My volunteer work at our synagogue this year has shifted from my much-hated role as PTA president to a much-more-fitting role as editor of our monthly newsletter. I enjoy it, on the whole. I like being the one to gather up all the photos from our events; I like hearing about what's coming up next month. I like the lists of birthdays and anniversaries; I like compiling lists of people to thank for all the work they put into this potluck or that dinner dance. I especially like putting the (very) occasional bar or bat mitzvah on the cover. (As I've said, we're a VERY small congregation; the bar mitzvah I'll be attending in the morning is the last one we'll celebrate until May or June of 2010...and will kick off a relative flood of them, five in less than six months, which will include my own Em's special day.)
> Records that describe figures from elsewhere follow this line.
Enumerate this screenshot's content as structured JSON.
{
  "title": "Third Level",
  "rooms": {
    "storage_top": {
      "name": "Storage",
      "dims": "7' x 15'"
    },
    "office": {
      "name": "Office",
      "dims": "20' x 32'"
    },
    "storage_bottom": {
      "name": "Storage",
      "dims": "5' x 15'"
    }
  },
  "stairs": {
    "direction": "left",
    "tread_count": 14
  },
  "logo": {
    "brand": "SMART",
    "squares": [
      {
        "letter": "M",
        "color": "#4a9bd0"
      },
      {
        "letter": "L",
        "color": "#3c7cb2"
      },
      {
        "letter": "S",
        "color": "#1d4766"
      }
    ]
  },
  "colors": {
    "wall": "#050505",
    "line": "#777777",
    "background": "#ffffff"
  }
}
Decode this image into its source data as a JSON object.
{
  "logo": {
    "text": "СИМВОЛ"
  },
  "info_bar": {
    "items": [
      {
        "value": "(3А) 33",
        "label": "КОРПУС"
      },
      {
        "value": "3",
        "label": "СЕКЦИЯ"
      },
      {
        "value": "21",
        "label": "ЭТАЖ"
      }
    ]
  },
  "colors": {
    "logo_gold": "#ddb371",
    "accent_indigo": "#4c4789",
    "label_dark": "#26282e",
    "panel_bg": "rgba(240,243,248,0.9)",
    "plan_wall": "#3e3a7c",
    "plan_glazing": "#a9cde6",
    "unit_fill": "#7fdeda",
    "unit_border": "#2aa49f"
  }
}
But each month, there's one part of the job that makes me pause and, usually, sigh: the list of yahrzeits for that month. The list I publish is just a series of names, each after a date on the Roman calendar. Because the yahrzeits themselves are calculated based on the date of death on a Jewish calendar, they change each year, and having a published list of when a specific yahrzeit falls is a huge help, a true mitzvah.
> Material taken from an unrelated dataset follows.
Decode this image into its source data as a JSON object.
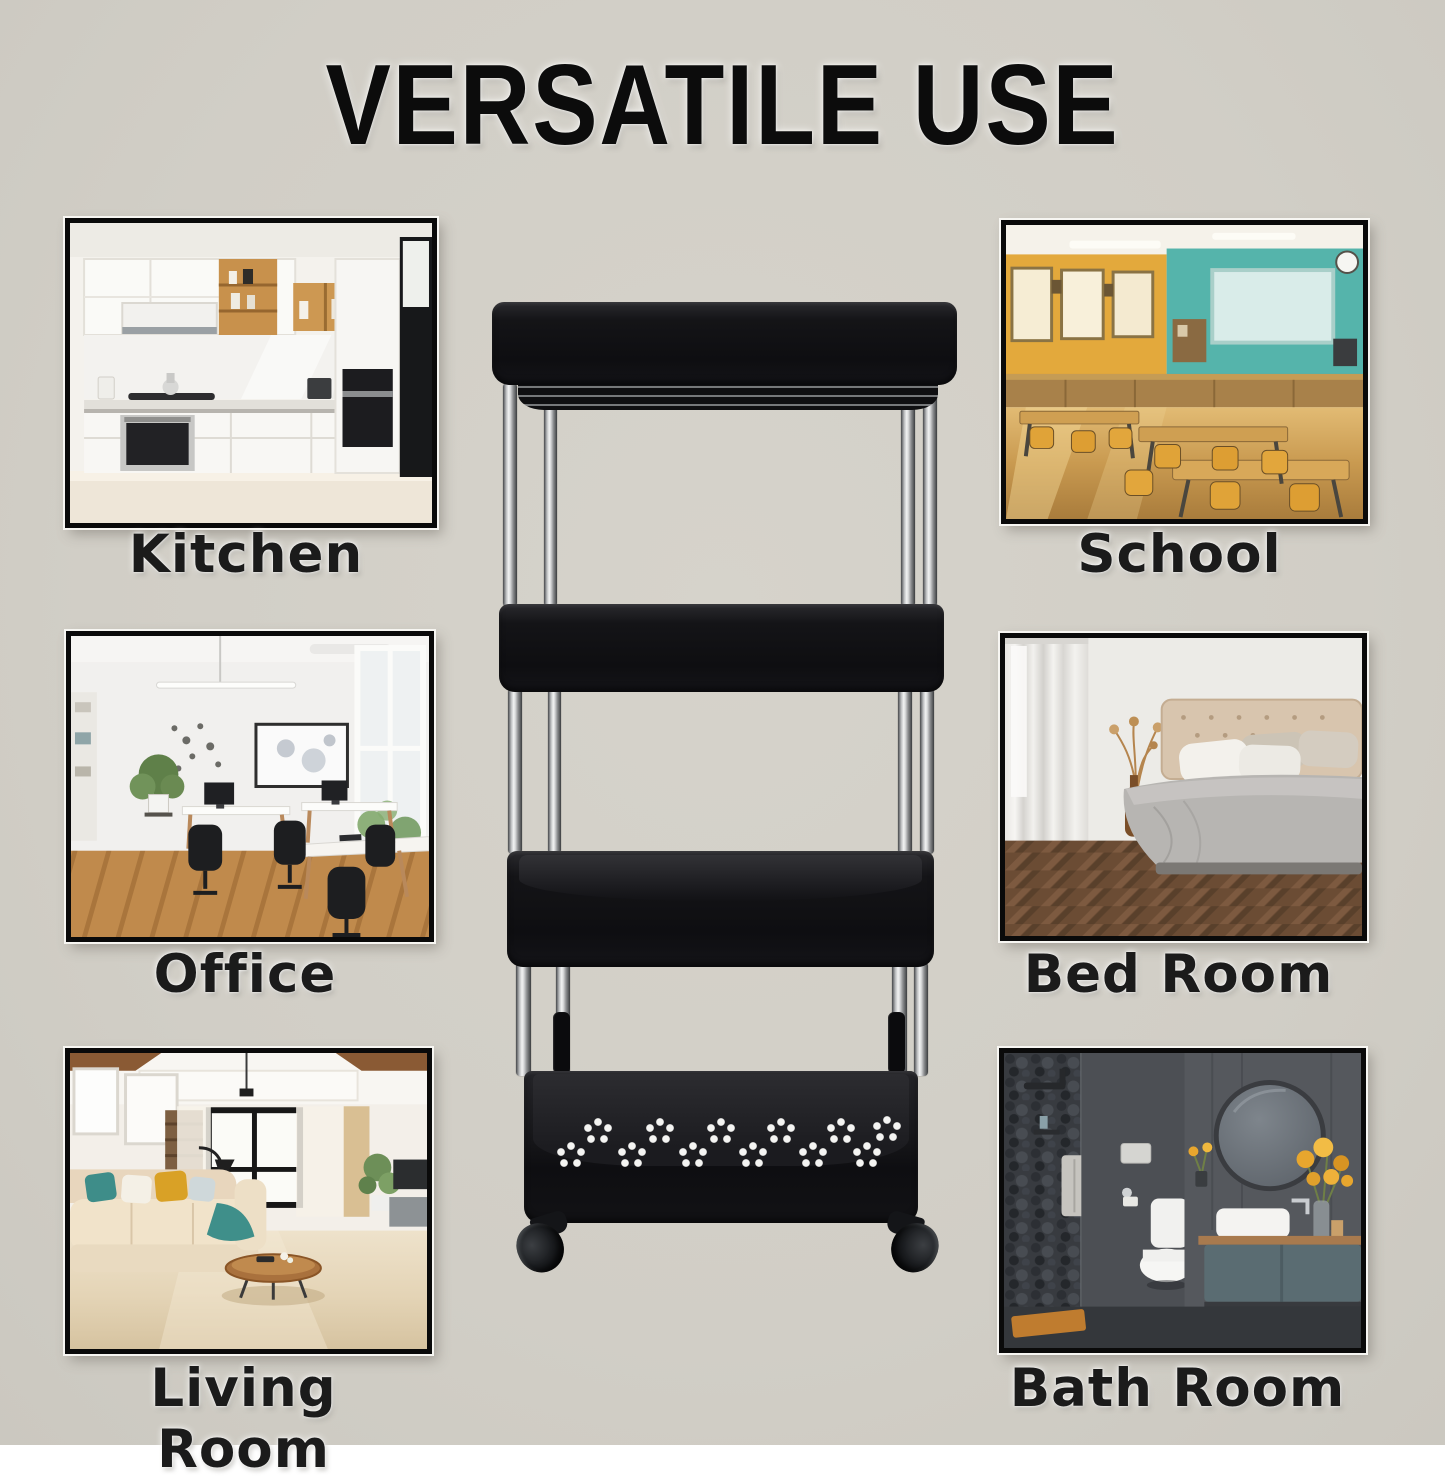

But when I get the list, it has more information than that. Mainly, it has a notation to let the user know who in our congregation "belongs to" the person to be remembered. And, again, because we're such a small congregation, nine times out of ten, I can picture the person who will be standing and reciting the Mourner's Kaddish that week. More often than not, I know them well enough to hug or kiss them when I see them--though, since I've only been at this synagogue for a little over three years, I rarely know the person who has passed. Still, it makes me more than a little melancholy to think, "Oh, A always has such a hard time when it's time for her husband's yahrzeit," or "I remember B talking about his father during Lunch and Learn one week; I wonder how long he's been gone?"
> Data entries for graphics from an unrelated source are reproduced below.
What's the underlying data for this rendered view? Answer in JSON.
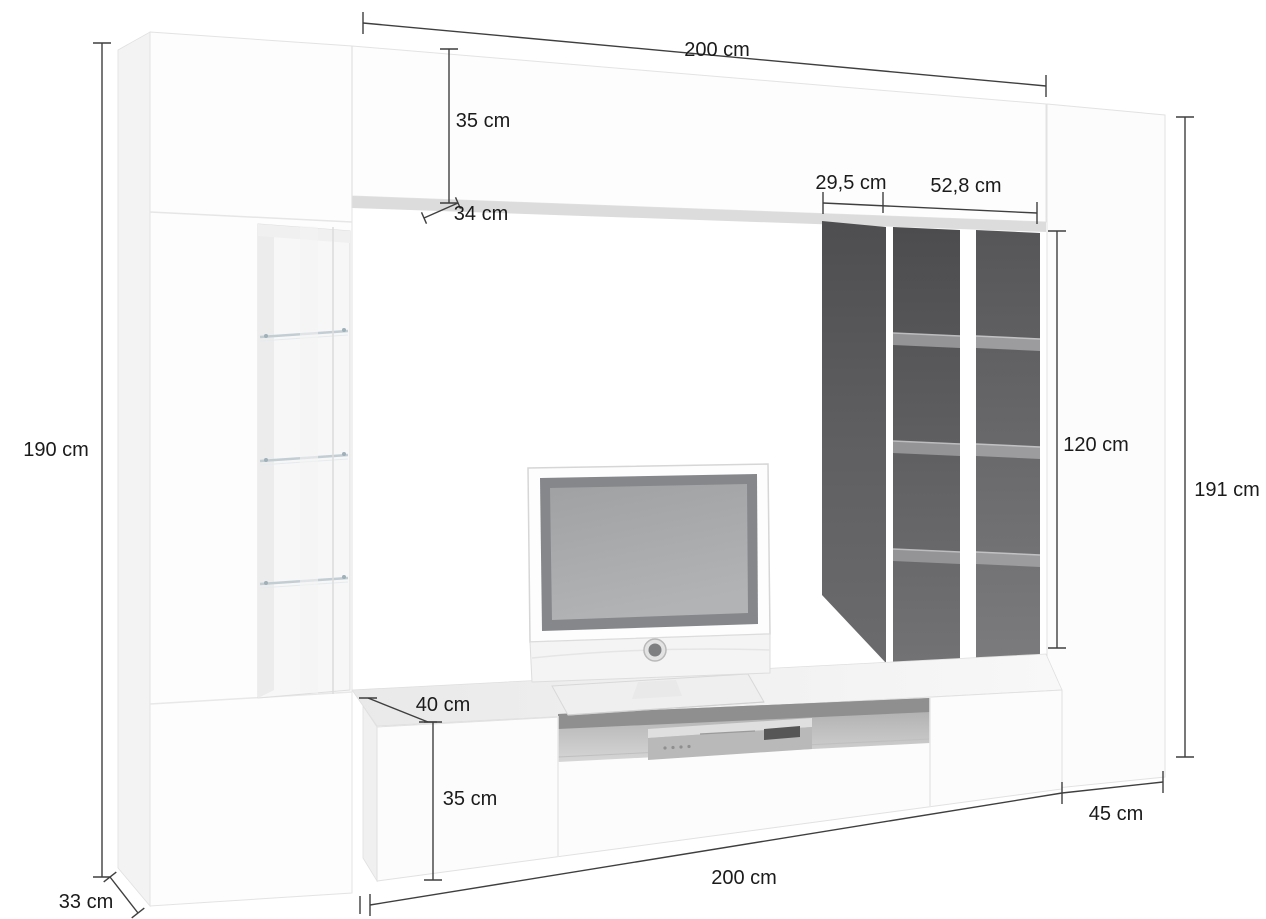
{
  "labels": {
    "top_width": "200 cm",
    "top_cabinet_height": "35 cm",
    "top_cabinet_depth": "34 cm",
    "shelf_niche_left_width": "29,5 cm",
    "shelf_niche_right_width": "52,8 cm",
    "left_column_height": "190 cm",
    "shelf_unit_height": "120 cm",
    "right_column_height": "191 cm",
    "lowboard_depth": "40 cm",
    "lowboard_height": "35 cm",
    "right_column_depth": "45 cm",
    "lowboard_width": "200 cm",
    "left_column_depth": "33 cm"
  },
  "colors": {
    "background": "#ffffff",
    "dimension_line": "#3f3f3f",
    "label_text": "#1b1b1b",
    "furniture_white": "#fcfcfc",
    "shelf_unit_dark": "#58585a",
    "tv_screen_gray": "#a7a9ab"
  }
}
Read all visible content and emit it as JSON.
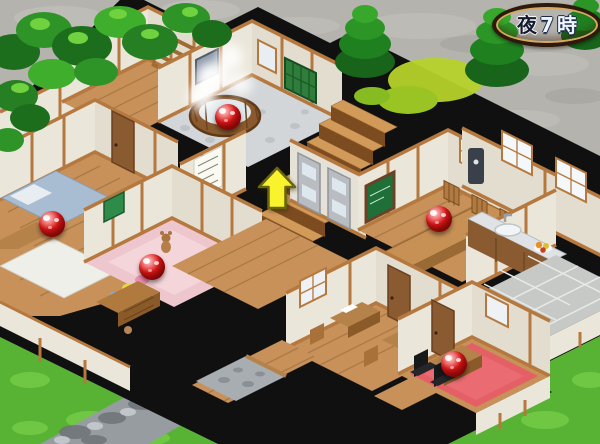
{
  "hud": {
    "time_badge": {
      "text": "夜7時",
      "parts": [
        "夜",
        "7",
        "時"
      ],
      "wood_color": "#a06a2e",
      "border_color": "#2e1a0c"
    }
  },
  "indicators": {
    "arrow": {
      "x": 277,
      "y": 190,
      "direction": "up",
      "color": "#f8f32c"
    },
    "ball_color": "#e01818",
    "balls": [
      {
        "id": "ball-bathtub",
        "x": 228,
        "y": 117
      },
      {
        "id": "ball-bedroom-futon",
        "x": 52,
        "y": 224
      },
      {
        "id": "ball-kids-room",
        "x": 152,
        "y": 267
      },
      {
        "id": "ball-dining-table",
        "x": 439,
        "y": 219
      },
      {
        "id": "ball-desk-room",
        "x": 454,
        "y": 364
      }
    ]
  },
  "palette": {
    "wall": "#ebe6da",
    "wood_frame": "#b5793f",
    "wood_floor": "#c8915a",
    "cut_wall_black": "#101010",
    "grass": "#5cb836",
    "stone_ground": "#b5b3ae",
    "tatami_futon": "#a8bdd2",
    "kids_carpet": "#eec6cd",
    "office_carpet": "#e45f66"
  }
}
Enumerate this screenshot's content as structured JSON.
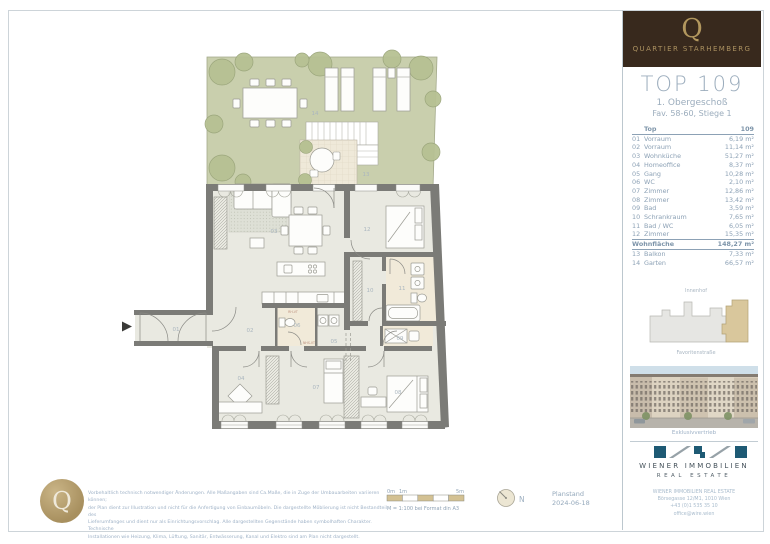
{
  "brand": {
    "logo_letter": "Q",
    "name": "QUARTIER STARHEMBERG"
  },
  "header": {
    "title": "TOP 109",
    "subtitle1": "1. Obergeschoß",
    "subtitle2": "Fav. 58-60, Stiege 1"
  },
  "table": {
    "header": {
      "label": "Top",
      "value": "109"
    },
    "rows": [
      {
        "no": "01",
        "name": "Vorraum",
        "area": "6,19 m²"
      },
      {
        "no": "02",
        "name": "Vorraum",
        "area": "11,14 m²"
      },
      {
        "no": "03",
        "name": "Wohnküche",
        "area": "51,27 m²"
      },
      {
        "no": "04",
        "name": "Homeoffice",
        "area": "8,37 m²"
      },
      {
        "no": "05",
        "name": "Gang",
        "area": "10,28 m²"
      },
      {
        "no": "06",
        "name": "WC",
        "area": "2,10 m²"
      },
      {
        "no": "07",
        "name": "Zimmer",
        "area": "12,86 m²"
      },
      {
        "no": "08",
        "name": "Zimmer",
        "area": "13,42 m²"
      },
      {
        "no": "09",
        "name": "Bad",
        "area": "3,59 m²"
      },
      {
        "no": "10",
        "name": "Schrankraum",
        "area": "7,65 m²"
      },
      {
        "no": "11",
        "name": "Bad / WC",
        "area": "6,05 m²"
      },
      {
        "no": "12",
        "name": "Zimmer",
        "area": "15,35 m²"
      }
    ],
    "total": {
      "label": "Wohnfläche",
      "value": "148,27 m²"
    },
    "extra": [
      {
        "no": "13",
        "name": "Balkon",
        "area": "7,33 m²"
      },
      {
        "no": "14",
        "name": "Garten",
        "area": "66,57 m²"
      }
    ]
  },
  "keyplan": {
    "top_label": "Innenhof",
    "bottom_label": "Favoritenstraße"
  },
  "photo_caption": "Exklusivvertrieb",
  "agency": {
    "name": "WIENER IMMOBILIEN",
    "subname": "REAL ESTATE",
    "contact": [
      "WIENER IMMOBILIEN REAL ESTATE",
      "Börsegasse 12/M1, 1010 Wien",
      "+43 (0)1 535 35 10",
      "office@wire.wien"
    ]
  },
  "plan": {
    "labels": [
      "01",
      "02",
      "03",
      "04",
      "05",
      "06",
      "07",
      "08",
      "09",
      "10",
      "11",
      "12",
      "13",
      "14"
    ],
    "annotations": {
      "rh": "RH-VT",
      "nhs": "NHS-VT"
    }
  },
  "footer": {
    "disclaimer": [
      "Vorbehaltlich technisch notwendiger Änderungen. Alle Maßangaben sind Ca.Maße, die in Zuge der Umbauarbeiten variieren können;",
      "der Plan dient zur Illustration und nicht für die Anfertigung von Einbaumöbeln. Die dargestellte Möblierung ist nicht Bestandteil des",
      "Lieferumfanges und dient nur als Einrichtungsvorschlag. Alle dargestellten Gegenstände haben symbolhaften Charakter. Technische",
      "Installationen wie Heizung, Klima, Lüftung, Sanitär, Entwässerung, Kanal und Elektro sind am Plan nicht dargestellt."
    ],
    "scale": {
      "t0": "0m",
      "t1": "1m",
      "t5": "5m",
      "caption": "M = 1:100 bei Format din A3"
    },
    "north_label": "N",
    "planstand_label": "Planstand",
    "planstand_date": "2024-06-18"
  },
  "colors": {
    "header_brown": "#38291d",
    "accent_gold": "#ab9160",
    "text_blue": "#8ca1b5",
    "garden_green": "#c9cfad",
    "wall_gray": "#7b7b77",
    "bath_cream": "#f1ead9",
    "highlight_tan": "#d9c79c",
    "logo_blue": "#1e5a74"
  }
}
Worst, though, are months like this month, when in addition to the "aunt of"s and the "father of"s and the "grandmother of"s there are an ungodly [unfunny pun intended] number of "daughter of"s and "son of"s. Again, these are people I know well--but not well enough to know when they lost a child, or how it happened, or what sorts of holes it left. It makes me want to cry to think that, sometime in the middle of next month, Rachael and her husband are going to say kaddish for their son, that Trudy is going to say kaddish for a daughter I had no idea she had. I wonder if, for them, it helps or it hurts to have to observe this annual, ritual, mourning. And I try not to image what it would feel like if it were me.
1 comment:
My grandmother outlived three of her children (one of whom didn't come back from the war at all--all they sent back of him was a little piece of wood with his name on it), and I've always thought that must have been unspeakably, unfathomably horrible.